Because I wasn’t a big sci-fi reader as a youngster in the 1970s, especially countercultural sci-fi, Dune missed me. I wouldn’t have read it if it were not for Dino De Laurentiis and David Lynch’s 1984 adaptation of the book. It didn’t matter to me that it was a Lynch film since I was a pompous twenty-something film enthusiast who wasn’t quite ready to be a professional. But I like much of it, especially how it balanced its social criticism with enough action and suspense to fill an old-time serial.
That’s precisely what Denis Villeneuve, who wrote the script with Eric Roth and Jon Spaihts, does in his new film adaptation of the book. Dune is set in a distant future where humanity has evolved scientifically and has mutated spiritually. Many of you know this already.
It would be an understatement to say that I did not like Villeneuve’s previous works. He’s indeed produced a more-than-satisfactory film adaptation. Or two-thirds of the book. This is based on the filmmaker’s estimation, which I believe to be accurate. This epic two-and-a-half-hour film is titled “Dune Part 1,” and it’s not shy about implying that there’s more to the story. So much so, in fact, that Herbert’s own vision matches Villeneuve’s own storytelling preferences that Villeneuve didn’t feel the need to graft his own ideas onto this work as if he had to.
It’s hard to follow these descriptions if you’re not familiar with Dune. Pay attention, and you’ll notice that the script does an excellent job of exposition without having it look like EXPOSITION. Overall, yes. “Dune,” on the other hand, may not appeal to you if you’re not a fan of science-fiction movies. Particularly in the case of George Lucas, the book had a profound effect on him. People, this is a DESERT WORLD. This little thing called “The Voice” exists among the higher mystics in the “Dune” universe, and it eventually evolved into “Jedi Mind Tricks.” And so on.
Herbert’s characters, who tend to be more archetypes than people, are exceptionally effectively embodied by Villeneuve’s large ensemble.
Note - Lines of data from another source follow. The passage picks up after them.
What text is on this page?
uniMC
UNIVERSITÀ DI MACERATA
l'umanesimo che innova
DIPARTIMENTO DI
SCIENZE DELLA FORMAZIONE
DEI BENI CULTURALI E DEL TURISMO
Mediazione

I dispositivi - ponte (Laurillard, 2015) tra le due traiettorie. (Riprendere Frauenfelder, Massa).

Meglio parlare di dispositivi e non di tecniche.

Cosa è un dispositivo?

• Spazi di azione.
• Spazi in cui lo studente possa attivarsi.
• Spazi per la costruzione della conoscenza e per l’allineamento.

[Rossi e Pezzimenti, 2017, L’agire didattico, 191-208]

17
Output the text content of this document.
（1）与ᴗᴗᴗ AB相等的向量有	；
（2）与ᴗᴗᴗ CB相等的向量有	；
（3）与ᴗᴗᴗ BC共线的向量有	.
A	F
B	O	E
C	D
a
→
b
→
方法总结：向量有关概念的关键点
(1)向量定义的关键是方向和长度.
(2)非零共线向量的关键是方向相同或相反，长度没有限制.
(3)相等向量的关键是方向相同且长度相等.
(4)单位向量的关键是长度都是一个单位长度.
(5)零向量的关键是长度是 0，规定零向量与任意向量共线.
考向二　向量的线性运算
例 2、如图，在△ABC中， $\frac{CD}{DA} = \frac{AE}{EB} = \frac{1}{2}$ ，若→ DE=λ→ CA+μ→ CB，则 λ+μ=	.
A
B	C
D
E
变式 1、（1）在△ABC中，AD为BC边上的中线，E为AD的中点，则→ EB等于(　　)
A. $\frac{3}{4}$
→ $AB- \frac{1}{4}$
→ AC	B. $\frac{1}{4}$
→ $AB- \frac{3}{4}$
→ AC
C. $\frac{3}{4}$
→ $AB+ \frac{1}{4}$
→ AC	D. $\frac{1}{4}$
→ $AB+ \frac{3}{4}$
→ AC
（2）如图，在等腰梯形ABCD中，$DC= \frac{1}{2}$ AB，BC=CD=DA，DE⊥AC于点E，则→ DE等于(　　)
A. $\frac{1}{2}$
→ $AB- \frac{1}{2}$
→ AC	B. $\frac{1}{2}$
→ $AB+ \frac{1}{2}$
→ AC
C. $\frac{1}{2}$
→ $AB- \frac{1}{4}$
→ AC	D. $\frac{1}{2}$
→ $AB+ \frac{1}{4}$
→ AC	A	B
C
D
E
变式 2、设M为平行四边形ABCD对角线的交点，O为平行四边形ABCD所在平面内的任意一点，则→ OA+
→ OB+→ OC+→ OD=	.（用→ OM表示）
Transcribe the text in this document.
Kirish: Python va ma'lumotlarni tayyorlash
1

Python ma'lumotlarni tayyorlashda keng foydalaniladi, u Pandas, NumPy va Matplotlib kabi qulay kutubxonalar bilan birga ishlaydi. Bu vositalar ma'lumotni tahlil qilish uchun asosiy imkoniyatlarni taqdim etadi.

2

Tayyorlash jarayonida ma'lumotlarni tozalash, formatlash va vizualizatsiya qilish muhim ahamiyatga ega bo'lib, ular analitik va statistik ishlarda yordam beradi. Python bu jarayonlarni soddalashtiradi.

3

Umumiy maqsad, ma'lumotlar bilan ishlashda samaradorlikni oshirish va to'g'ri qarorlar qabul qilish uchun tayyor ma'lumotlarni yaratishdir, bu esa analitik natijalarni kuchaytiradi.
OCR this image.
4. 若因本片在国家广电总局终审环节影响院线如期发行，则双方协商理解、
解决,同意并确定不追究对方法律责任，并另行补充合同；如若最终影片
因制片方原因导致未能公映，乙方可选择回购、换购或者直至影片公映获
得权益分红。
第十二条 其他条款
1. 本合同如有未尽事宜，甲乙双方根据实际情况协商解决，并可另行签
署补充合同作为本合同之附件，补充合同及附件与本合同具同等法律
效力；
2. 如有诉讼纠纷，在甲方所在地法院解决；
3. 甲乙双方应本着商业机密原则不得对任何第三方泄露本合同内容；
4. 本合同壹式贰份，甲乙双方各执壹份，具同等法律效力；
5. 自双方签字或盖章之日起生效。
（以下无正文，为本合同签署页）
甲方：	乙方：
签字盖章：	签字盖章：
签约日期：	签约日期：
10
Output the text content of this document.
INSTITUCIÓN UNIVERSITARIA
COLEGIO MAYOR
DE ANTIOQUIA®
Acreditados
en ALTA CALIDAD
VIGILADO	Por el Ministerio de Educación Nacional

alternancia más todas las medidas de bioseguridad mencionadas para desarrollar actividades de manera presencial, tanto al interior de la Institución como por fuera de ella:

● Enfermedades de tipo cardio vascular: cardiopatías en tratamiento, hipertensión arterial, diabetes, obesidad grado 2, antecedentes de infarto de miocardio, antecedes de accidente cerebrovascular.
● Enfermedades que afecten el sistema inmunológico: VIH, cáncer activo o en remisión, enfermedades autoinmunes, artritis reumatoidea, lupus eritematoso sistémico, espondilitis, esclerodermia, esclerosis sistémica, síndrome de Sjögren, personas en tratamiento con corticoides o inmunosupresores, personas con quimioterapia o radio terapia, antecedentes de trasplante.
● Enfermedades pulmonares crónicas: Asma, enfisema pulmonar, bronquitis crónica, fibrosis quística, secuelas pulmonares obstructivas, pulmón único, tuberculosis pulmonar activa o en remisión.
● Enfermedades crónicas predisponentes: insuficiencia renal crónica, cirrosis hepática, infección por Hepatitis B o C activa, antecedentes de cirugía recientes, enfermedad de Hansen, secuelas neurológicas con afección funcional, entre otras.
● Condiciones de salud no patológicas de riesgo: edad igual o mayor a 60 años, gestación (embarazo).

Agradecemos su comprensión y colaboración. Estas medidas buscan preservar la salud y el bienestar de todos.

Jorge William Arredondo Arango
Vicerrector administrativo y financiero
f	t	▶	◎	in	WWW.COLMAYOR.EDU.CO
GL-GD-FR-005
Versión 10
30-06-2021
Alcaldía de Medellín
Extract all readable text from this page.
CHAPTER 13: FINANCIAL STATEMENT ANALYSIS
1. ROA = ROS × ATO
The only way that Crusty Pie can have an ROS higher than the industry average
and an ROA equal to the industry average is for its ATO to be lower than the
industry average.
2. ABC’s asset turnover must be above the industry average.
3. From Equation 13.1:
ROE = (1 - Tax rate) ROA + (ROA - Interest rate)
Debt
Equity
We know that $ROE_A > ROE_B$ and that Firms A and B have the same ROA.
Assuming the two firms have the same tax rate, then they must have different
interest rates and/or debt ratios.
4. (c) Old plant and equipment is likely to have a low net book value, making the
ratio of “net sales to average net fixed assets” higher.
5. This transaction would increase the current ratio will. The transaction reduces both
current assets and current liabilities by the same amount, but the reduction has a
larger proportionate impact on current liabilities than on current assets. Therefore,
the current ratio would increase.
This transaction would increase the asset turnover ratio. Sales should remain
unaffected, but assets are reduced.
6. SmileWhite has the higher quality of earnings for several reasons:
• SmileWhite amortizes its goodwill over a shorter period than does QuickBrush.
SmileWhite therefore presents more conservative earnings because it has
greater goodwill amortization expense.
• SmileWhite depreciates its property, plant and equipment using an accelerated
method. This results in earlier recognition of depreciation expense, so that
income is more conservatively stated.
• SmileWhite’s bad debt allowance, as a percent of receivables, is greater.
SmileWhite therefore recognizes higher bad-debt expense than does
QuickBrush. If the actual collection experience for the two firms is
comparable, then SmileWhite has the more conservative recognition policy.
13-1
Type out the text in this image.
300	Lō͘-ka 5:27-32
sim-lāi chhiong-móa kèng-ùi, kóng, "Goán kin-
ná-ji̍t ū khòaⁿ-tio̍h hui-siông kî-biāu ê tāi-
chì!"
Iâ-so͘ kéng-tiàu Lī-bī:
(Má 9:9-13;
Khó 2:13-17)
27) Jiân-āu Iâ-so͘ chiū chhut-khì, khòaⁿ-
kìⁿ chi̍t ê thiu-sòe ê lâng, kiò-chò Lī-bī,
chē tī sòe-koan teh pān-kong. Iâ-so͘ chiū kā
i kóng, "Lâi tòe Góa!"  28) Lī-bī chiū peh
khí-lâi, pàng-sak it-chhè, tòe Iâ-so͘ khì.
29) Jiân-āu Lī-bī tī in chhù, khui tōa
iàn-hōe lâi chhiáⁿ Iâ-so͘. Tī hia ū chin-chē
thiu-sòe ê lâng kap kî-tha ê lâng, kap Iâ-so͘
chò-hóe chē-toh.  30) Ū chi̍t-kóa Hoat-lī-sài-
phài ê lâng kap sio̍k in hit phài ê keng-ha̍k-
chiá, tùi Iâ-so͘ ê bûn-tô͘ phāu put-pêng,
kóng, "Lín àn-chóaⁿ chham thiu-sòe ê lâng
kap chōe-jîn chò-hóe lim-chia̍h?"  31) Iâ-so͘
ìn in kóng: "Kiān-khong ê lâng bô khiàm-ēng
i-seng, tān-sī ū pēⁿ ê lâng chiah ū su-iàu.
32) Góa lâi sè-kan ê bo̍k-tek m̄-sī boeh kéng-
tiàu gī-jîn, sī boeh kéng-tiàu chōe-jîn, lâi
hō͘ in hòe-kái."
As Paul Atreides, Timothée Chalamet relies heavily on callowness initially but shakes it off convincingly once his character realizes how to Follow His Destiny. Rebecca Ferguson plays Paul’s mother, Jessica, with mystery and fierceness, and Oscar Isaac plays Paul’s father, the Duke. Chani, Zendaya is a perfect fit. In a departure from Herbert’s book, the environmentalist Kynes is portrayed by Sharon Duncan-Brewster, who plays her with threatening intensity. And so on.
Villeneuve said the movie was made “as a tribute to the big-screen experience” when he complained about Warner Media’s deal to stream “Dune” at the same time it hits theatres. When I first heard about it, I thought it was a stupid excuse to create a movie. “Dune” helped me grasp what he was saying, and I sort of agree. Allusions to films in the style of High Cinematic Spectacle abound throughout the film. “Lawrence of Arabia” comes to mind, of course. Apocalypse Now also appears in the moment when Stellan Skarsgard’s Baron Harkonnen, bald as an egg, first appears. 2001: A Space Odyssey comes to mind. The Man Who Knew Too Much (1957) by Alfred Hitchcock and Antonioni’s “Red Desert” are two examples of films that could be considered outliers but are classics.